Once upon a time social workers Chris Miller and his wife Sze Liu Lai lived in a tiny flat in East London with their two children Alexion and Tayszea. As the youngsters grew up their parents wanted a bigger home.
But with little earning power they were obliged to switch from terra firma to the cheaper acres which H2O can sometimes offer. They bought an 86ft Thames lighter, spent £80,000 using reclaimed materials turning her into a remarkable-looking houseboat, with plenty of environmentally correct features, such as a composting toilet, recycled water system, and a wood burning stove to cook on and provide hot water and heating.
They even constructed a striking-looking tower to provide a place to mount a wind generator.

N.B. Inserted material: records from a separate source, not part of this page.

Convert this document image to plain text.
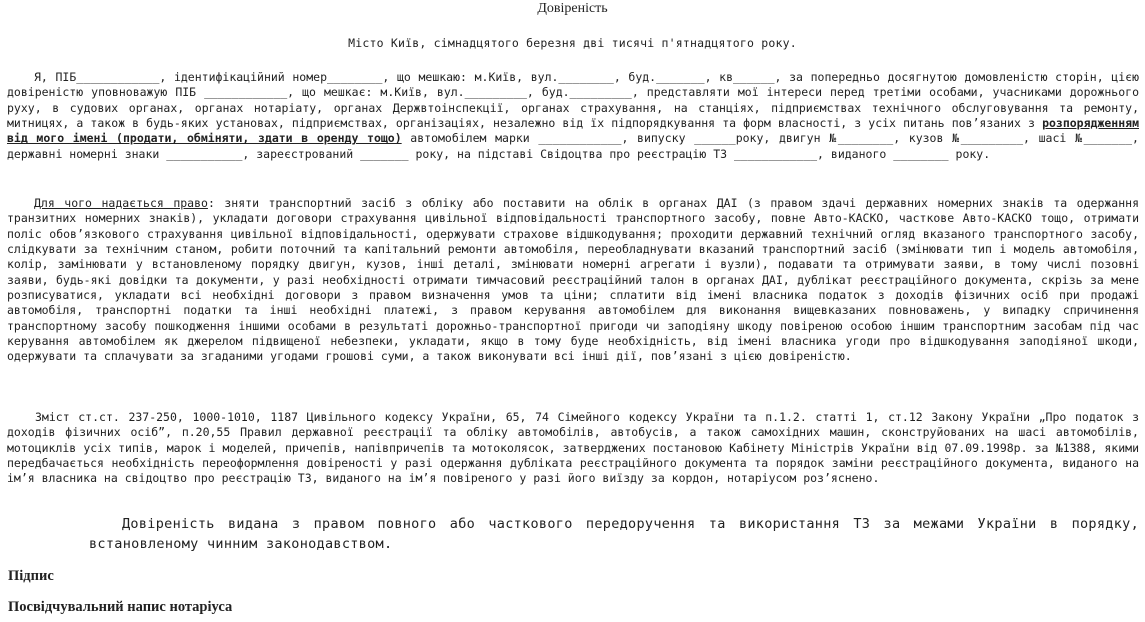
Довіреність
Місто Київ, сімнадцятого березня дві тисячі п'ятнадцятого року.
Я, ПІБ____________, ідентифікаційний номер________, що мешкаю: м.Київ, вул.________, буд._______, кв______, за попередньо досягнутою домовленістю сторін, цією довіреністю уповноважую ПІБ ____________, що мешкає: м.Київ, вул._________, буд._________, представляти мої інтереси перед третіми особами, учасниками дорожнього руху, в судових органах, органах нотаріату, органах Держвтоінспекції, органах страхування, на станціях, підприємствах технічного обслуговування та ремонту, митницях, а також в будь-яких установах, підприємствах, організаціях, незалежно від їх підпорядкування та форм власності, з усіх питань пов’язаних з розпорядженням від мого імені (продати, обміняти, здати в оренду тощо) автомобілем марки ____________, випуску ______року, двигун №________, кузов №_________, шасі №_______, державні номерні знаки ___________, зареєстрований _______ року, на підставі Свідоцтва про реєстрацію ТЗ ____________, виданого ________ року.
Для чого надається право: зняти транспортний засіб з обліку або поставити на облік в органах ДАІ (з правом здачі державних номерних знаків та одержання транзитних номерних знаків), укладати договори страхування цивільної відповідальності транспортного засобу, повне Авто-КАСКО, часткове Авто-КАСКО тощо, отримати поліс обов’язкового страхування цивільної відповідальності, одержувати страхове відшкодування; проходити державний технічний огляд вказаного транспортного засобу, слідкувати за технічним станом, робити поточний та капітальний ремонти автомобіля, переобладнувати вказаний транспортний засіб (змінювати тип і модель автомобіля, колір, замінювати у встановленому порядку двигун, кузов, інші деталі, змінювати номерні агрегати і вузли), подавати та отримувати заяви, в тому числі позовні заяви, будь-які довідки та документи, у разі необхідності отримати тимчасовий реєстраційний талон в органах ДАІ, дублікат реєстраційного документа, скрізь за мене розписуватися, укладати всі необхідні договори з правом визначення умов та ціни; сплатити від імені власника податок з доходів фізичних осіб при продажі автомобіля, транспортні податки та інші необхідні платежі, з правом керування автомобілем для виконання вищевказаних повноважень, у випадку спричинення транспортному засобу пошкодження іншими особами в результаті дорожньо-транспортної пригоди чи заподіяну шкоду повіреною особою іншим транспортним засобам під час керування автомобілем як джерелом підвищеної небезпеки, укладати, якщо в тому буде необхідність, від імені власника угоди про відшкодування заподіяної шкоди, одержувати та сплачувати за згаданими угодами грошові суми, а також виконувати всі інші дії, пов’язані з цією довіреністю.
Зміст ст.ст. 237-250, 1000-1010, 1187 Цивільного кодексу України, 65, 74 Сімейного кодексу України та п.1.2. статті 1, ст.12 Закону України „Про податок з доходів фізичних осіб”, п.20,55 Правил державної реєстрації та обліку автомобілів, автобусів, а також самохідних машин, сконструйованих на шасі автомобілів, мотоциклів усіх типів, марок і моделей, причепів, напівпричепів та мотоколясок, затверджених постановою Кабінету Міністрів України від 07.09.1998р. за №1388, якими передбачається необхідність переоформлення довіреності у разі одержання дубліката реєстраційного документа та порядок заміни реєстраційного документа, виданого на ім’я власника на свідоцтво про реєстрацію ТЗ, виданого на ім’я повіреного у разі його виїзду за кордон, нотаріусом роз’яснено.
Довіреність видана з правом повного або часткового передоручення та використання ТЗ за межами України в порядку, встановленому чинним законодавством.
Підпис
Посвідчувальний напис нотаріуса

This plucky couple’s attempt at a brave new world appears to have collapsed once they tried to moor the home on the banks of Kent’s River Medway. The eco-barge, as the TV programme Grand Designs – which featured the build – dubbed her, now lies abandoned a mile off the Essex coast, on an isolated mooring. It is believed that unenlightened council red-tape saw the luckless couple chased from pillar to post.
Local government officers lie awake at night worrying about the potential avoidance of council tax such floating no-fixed-abodes present.
For my money such projects should be allowed to flourish. Houseboat communities,more often than not, add to society’s self-reliance, wellbeing, and character.